Abstract Background Breast cancer (BC) is the most prevalent cancer type and is the principal cause of cancer-related death in women. Anti-PD-1/PD-L1 immunotherapy has shown promising activity in metastatic TNBC, but the potential factors affecting its efficacy have not been elucidated. Immune-related long noncoding RNAs (irlncRNAs) have been reported to be involved in immune escape to influence the carcinogenic process through the PD-1/PD-L1 signaling pathway. Therefore, exploring the potential regulatory mechanism of irlncRNAs in PD-1/PD-L1 immunotherapy in TNBC is of great importance. Methods In the current study, we retrieved transcriptome profiling data from The Cancer Genome Atlas (TCGA) and identified differentially expressed irlncRNA (DEirlncRNA) pairs.

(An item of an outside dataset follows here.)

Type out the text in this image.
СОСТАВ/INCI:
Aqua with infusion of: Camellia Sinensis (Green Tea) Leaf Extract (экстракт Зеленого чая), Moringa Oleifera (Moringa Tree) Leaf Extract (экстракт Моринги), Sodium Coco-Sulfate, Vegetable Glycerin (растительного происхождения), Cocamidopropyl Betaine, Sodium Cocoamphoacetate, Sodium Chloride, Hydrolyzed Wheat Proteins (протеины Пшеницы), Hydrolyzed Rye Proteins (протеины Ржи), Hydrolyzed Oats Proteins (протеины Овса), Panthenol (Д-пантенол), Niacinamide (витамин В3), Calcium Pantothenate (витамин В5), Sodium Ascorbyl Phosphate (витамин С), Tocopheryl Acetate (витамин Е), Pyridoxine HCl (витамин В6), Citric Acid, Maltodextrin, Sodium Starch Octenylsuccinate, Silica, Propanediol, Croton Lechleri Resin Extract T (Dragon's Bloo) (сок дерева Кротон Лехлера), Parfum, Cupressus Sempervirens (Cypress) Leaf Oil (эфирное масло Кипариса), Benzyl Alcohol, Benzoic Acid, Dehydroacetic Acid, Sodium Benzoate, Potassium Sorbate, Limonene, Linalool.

Least absolute shrinkage and selection operator (LASSO) regression analysis was performed to construct a risk assessment model. Results Receiver operating characteristic (ROC) curve analysis indicated that the risk model may serve as a potential prediction factor in TNBC patients. Clinical stage and risk score proved to be independent prognostic predictors by univariate and multivariate Cox regression analyses. Subsequently, we investigated the correlation between the risk model and tumor-infiltrating immune cells and immune checkpoints. Finally, we identified USP30-AS1 through the StarBase and MEM databases, predicted the potential target genes of USP30-AS1, and then discovered that these target genes were closely associated with immune responses. Conclusion Although the current study did not investigate the specific mechanism by in vivo and in vitro experiments, we constructed a risk assessment model by immune-related lncRNA pairs regardless of expression levels, which has the potential to predict the efficacy of anti-PD-1/PD-L1 immunotherapy and provide a novel strategy for TNBC treatment.